Маленькие города похожи на большие села, убоги храмы, куда по воскресеньям идут толпой - и мужчины и женщины, и дети: крепка их вера в божью награду за нелегкий земной путь.
Конечно, есть в Словакии и большие города с каменными домами, с трамваями и фабриками. Они растут и богатеют. Но это царство немцев, венгров и евреев. Их еще надо отвоевать, эти города, на мирном состязании ума, культуры и выносливости. Может быть это и придет, потому что с каждым годом все больше овладевает Словакия самой собой - но покамест, словаки живут на городских окраинах, в деревянных домиках пригорода, тех самых, в которых дрожит такой неверный, жалкий свет, когда уезжаешь ночью из Кошиц или Жилины, и когда в темноте исчезают и станция, и огни города.

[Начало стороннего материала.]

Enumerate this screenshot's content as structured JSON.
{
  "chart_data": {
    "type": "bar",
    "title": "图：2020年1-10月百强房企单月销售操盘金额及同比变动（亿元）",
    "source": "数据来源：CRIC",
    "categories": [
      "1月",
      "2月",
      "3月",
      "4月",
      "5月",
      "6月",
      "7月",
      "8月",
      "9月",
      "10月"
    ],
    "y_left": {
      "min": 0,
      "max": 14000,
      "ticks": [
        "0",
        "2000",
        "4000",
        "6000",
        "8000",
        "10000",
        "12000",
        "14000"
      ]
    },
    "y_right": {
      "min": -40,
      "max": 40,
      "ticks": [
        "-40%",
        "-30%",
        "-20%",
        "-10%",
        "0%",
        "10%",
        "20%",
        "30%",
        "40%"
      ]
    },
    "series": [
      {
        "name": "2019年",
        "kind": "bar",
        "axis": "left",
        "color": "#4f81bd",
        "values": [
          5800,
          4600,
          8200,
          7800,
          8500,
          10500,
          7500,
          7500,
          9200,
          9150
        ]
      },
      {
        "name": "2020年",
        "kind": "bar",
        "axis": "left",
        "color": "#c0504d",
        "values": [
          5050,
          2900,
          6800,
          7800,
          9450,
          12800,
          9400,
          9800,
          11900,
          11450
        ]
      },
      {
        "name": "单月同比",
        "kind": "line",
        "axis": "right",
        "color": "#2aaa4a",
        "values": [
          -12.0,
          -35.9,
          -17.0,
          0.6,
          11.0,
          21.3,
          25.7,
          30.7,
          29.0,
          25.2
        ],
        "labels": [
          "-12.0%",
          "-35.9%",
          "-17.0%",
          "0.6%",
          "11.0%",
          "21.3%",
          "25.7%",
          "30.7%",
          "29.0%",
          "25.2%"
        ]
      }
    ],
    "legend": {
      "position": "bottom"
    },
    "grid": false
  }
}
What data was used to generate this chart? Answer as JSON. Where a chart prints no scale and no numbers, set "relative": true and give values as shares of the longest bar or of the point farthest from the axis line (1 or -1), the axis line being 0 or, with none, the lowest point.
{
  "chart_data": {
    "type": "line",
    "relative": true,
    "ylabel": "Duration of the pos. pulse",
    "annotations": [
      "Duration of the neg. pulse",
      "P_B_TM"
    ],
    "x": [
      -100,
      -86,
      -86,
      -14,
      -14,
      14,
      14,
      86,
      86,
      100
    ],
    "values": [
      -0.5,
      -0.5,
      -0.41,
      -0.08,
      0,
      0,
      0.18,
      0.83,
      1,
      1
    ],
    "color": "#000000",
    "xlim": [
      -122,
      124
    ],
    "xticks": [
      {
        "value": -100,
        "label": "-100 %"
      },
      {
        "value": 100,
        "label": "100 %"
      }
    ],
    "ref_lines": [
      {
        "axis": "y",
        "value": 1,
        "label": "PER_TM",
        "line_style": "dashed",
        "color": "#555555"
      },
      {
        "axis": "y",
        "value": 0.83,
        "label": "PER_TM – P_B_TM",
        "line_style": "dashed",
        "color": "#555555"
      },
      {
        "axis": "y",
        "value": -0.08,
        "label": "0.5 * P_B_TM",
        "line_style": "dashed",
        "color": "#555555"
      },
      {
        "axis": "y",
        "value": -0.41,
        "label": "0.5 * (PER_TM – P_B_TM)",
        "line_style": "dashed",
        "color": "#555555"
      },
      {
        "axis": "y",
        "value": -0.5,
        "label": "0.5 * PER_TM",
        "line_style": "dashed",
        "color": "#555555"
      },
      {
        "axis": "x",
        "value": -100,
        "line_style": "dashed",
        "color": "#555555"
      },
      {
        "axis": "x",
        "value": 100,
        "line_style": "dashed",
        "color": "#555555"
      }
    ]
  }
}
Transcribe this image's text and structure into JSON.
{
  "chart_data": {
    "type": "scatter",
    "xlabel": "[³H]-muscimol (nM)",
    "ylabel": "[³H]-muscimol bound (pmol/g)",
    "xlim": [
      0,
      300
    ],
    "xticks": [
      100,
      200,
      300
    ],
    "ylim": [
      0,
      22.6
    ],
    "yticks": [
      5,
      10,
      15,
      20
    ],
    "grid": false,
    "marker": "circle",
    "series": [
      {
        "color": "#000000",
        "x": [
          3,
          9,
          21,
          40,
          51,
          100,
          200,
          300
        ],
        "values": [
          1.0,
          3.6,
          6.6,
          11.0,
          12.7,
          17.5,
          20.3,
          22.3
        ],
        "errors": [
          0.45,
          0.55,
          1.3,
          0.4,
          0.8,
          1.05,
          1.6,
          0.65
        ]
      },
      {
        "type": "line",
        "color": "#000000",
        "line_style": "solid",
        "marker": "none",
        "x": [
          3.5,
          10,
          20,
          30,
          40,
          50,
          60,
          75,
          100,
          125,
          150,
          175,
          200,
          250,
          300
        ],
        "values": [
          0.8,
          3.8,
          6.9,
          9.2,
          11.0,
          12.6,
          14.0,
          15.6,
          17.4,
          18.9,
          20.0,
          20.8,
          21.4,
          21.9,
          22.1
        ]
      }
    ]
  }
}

На маленьких вокзалах встречаешь порою толпу мужчин и женщин с деревянными сундуками, узлами и коробами. У них испуганные лица, они толкают друг друга, путаются и бегают, как заблудившееся стадо, на них летом зимние полушубки и тяжелые платки. Это переселенцы. Их повезут через океан в вонючих трюмах эмигрантского парохода; на бойнях Чикаго и в копях Скрентона услышат они презрительную кличку - "эй ты, словак". На консервных фабриках и каменоломнях, там, где труд смывает румянец и загар, а лен волос делает седой мочалой, будут они клясть чужое небо и зарабатывать трудные центы. Дети тех, кто выдержит, будут носить клетчатые кепки и курить короткую трубку. А слабые вымрут, безвольные побегут обратно, в убогие избы, к неласковым полям.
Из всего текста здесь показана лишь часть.